Von den Etatkürzungen im Weißen Haus sind auch Zehntausende Hochschüler betroffen. Stellen für Hilfskräfte werden gestrichen und die meisten Studenten müssen mit weniger staatlichen Zuschüssen und Darlehen rechnen. Auch Forschern drohen massive Einbußen.

Von Gunnar Schulz-Burkel | 11.03.2013
    Die meisten der zweieinhalbtausend Studierenden des Stonehill College in der Nähe von Boston erhalten finanzielle Hilfen. Kein Wunder, denn die Studiengebühr liegt bei rund 35.000 Dollar im Jahr. Umgerechnet sind das fast 27.000 Euro. Lenna Dwyer bekommt eine Beihilfe vom Staat, dafür muss sie als Tutor arbeiten.

    "Von dem Geld kaufe ich Bücher fürs nächste Semester und spare ein bisschen was für Studienreisen oder Veranstaltungen."

    Aber die Planungen kann sie jetzt über den Haufen werfen. Weil sich Präsident Obama und die Republikaner im Kongress nicht über Etateinsparungen einigen konnten, wurden die Haushaltskürzungen in Kraft gesetzt.

    Betroffen, so teilte das Weiße Haus mit, sind mindestens 33.000 Hochschüler wie Lenna, die als Hilfskräfte an Unis arbeiten. Sie bekommen jetzt keinen Cent mehr.

    Das wirft auch die Pläne von Matt Suckow durcheinander. Er hatte eine Stelle als Aushilfslehrer in Aussicht und sollte dafür Geld vom Erziehungsministerium in Washington erhalten.

    "Ich befürchte, dass es nun weitaus weniger Stellen für Aushilfslehrer geben wird."

    Erstsemester, die sich bereits immatrikuliert haben, wurden von den meisten Unis gewarnt, dass sie mit weitaus weniger Zuschüssen und Darlehen rechnen müssen.

    Mike Famighette ist zuständig für Beihilfen am Babson College, einer Wirtschaftshochschule.

    "Wir haben bereits die Briefe rausgeschickt und den Studenten mitgeteilt , dass es eng werden wird. Wir haben nun mal nur soviel Geld, wie wir auch rein bekommen."

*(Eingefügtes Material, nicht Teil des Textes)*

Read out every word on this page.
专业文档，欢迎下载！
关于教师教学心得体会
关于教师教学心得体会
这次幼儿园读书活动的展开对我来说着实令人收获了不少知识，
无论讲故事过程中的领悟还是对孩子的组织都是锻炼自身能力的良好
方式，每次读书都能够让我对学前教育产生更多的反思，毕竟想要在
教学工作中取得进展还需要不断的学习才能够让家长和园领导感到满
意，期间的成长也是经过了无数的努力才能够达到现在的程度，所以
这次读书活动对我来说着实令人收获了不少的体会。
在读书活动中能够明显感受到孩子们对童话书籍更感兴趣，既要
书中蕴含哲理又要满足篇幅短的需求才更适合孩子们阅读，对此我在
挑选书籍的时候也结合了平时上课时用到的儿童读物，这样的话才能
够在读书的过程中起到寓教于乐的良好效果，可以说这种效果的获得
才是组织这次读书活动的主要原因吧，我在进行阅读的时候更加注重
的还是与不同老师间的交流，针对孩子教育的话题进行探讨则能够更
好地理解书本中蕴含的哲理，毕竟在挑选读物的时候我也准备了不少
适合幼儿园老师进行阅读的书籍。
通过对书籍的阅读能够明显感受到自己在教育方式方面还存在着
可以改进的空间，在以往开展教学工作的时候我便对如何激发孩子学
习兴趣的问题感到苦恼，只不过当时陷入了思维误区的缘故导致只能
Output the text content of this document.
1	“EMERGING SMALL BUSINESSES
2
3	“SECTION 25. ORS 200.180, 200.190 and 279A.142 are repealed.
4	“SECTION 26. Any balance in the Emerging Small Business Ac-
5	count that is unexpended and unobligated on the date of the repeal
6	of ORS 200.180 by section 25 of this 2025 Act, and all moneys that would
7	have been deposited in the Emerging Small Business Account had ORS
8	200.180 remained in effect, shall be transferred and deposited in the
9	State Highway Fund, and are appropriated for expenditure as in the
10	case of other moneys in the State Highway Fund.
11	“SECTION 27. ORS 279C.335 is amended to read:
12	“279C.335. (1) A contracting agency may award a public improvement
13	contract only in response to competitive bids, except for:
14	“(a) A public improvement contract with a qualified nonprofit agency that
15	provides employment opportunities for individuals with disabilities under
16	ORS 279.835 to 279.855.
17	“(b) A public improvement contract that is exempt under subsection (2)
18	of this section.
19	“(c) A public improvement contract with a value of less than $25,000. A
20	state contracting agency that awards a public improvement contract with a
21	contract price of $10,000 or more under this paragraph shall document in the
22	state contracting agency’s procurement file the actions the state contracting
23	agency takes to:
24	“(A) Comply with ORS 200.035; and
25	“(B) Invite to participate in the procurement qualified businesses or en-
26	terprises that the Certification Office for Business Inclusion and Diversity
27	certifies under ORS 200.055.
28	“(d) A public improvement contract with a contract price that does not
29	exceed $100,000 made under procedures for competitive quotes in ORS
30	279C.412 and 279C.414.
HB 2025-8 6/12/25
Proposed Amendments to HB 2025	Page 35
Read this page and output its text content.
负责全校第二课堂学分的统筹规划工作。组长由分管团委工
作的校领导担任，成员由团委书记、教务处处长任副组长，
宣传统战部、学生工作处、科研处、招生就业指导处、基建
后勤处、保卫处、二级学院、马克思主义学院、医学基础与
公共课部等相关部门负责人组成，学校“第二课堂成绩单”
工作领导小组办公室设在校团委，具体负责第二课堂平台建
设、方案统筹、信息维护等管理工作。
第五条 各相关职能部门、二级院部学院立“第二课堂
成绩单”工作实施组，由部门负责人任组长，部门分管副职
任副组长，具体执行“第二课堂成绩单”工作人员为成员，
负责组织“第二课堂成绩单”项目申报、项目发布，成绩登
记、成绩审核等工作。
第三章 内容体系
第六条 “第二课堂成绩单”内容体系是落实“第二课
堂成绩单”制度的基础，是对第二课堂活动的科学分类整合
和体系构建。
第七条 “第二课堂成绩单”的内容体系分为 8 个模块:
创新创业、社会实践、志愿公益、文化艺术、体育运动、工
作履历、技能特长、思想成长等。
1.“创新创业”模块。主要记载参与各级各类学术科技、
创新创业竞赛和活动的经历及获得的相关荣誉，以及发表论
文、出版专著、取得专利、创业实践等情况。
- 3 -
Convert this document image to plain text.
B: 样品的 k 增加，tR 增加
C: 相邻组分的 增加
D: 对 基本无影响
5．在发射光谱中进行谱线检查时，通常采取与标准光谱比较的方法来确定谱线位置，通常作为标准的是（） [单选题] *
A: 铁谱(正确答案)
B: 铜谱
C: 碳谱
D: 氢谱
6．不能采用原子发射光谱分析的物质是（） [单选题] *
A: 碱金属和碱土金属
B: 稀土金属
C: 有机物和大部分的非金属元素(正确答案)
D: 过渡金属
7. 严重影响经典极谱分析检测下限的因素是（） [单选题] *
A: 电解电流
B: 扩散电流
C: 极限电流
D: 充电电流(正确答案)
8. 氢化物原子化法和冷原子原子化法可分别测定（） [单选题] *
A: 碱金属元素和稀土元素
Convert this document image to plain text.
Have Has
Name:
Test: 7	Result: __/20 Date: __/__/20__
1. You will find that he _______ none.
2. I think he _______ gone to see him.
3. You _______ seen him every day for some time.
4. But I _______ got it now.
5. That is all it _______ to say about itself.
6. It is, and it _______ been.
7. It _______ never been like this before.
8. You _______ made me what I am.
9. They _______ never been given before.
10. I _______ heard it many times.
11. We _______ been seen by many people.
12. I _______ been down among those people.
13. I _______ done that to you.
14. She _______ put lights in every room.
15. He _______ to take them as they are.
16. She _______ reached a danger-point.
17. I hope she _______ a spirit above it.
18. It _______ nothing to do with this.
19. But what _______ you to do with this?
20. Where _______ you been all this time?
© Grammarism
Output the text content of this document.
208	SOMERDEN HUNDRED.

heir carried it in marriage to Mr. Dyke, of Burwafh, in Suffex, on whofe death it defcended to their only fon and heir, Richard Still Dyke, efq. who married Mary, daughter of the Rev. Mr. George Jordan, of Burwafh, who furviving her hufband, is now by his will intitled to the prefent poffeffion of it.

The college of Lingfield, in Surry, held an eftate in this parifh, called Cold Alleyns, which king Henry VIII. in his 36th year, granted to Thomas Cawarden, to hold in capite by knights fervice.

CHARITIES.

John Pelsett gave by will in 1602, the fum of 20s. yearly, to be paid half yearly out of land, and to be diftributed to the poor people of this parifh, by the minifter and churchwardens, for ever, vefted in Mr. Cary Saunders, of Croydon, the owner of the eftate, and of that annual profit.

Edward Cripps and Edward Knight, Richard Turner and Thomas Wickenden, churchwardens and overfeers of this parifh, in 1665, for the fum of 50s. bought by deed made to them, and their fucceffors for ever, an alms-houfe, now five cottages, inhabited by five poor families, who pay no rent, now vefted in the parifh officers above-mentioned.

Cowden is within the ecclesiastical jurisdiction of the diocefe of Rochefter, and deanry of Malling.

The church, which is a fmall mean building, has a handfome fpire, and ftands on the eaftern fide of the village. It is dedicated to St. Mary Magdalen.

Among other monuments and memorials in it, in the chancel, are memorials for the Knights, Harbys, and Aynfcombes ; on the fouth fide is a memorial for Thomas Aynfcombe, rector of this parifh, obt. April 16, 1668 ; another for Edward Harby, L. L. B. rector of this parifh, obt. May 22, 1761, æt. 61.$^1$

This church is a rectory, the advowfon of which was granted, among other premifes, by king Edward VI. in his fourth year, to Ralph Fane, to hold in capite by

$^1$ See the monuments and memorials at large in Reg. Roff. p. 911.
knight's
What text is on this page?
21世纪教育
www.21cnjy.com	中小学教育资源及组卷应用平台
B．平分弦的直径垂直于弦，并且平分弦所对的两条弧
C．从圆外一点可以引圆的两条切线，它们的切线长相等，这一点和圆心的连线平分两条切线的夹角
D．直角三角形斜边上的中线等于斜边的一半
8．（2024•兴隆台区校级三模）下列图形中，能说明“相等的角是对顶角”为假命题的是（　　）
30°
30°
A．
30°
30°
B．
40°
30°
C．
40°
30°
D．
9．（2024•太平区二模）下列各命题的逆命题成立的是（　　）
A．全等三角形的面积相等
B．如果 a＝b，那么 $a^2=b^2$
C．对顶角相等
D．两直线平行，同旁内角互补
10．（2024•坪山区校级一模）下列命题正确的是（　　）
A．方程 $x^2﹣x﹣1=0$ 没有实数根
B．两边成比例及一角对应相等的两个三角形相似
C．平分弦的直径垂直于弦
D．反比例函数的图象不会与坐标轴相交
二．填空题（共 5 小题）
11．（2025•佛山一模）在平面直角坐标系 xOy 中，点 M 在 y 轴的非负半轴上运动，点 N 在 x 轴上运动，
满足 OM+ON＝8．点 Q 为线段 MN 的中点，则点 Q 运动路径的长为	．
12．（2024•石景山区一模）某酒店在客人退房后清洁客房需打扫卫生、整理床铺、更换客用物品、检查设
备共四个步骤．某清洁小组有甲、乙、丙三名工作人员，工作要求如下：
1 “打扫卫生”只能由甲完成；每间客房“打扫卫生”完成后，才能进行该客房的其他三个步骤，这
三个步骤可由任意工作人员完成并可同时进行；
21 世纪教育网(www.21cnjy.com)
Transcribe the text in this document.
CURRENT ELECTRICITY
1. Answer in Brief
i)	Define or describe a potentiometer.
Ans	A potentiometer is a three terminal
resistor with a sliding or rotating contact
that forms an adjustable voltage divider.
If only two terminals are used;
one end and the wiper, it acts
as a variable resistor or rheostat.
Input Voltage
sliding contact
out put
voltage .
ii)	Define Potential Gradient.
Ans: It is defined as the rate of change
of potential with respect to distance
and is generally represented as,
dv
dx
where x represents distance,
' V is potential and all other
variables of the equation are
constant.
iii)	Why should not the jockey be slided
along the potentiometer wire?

    Es geht aber nicht nur um Beihilfen und Zuschüsse für Studenten.
    Unis haben Angst, dass sie Forschungen nicht weiter finanzieren können. Denn viele Hochschulen erhalten kräftige Dollarspritzen aus Washington. Nicht selten von Ministerien, in deren Auftrag sie wissenschaftlich arbeiten. Das reicht vom Verteidigungs- bis hin zum Gesundheitsministerium.

    Sam Kesner promovierte gerade an der Harvard Uni. Der Krebsforscher sollte eigentlich Gelder vom Nationalen Gesundheitsinstitut in der Nähe von Washington bekommen.

    Der Brief, den er vor ein paar Tagen erhielt, war kurz und knallhart.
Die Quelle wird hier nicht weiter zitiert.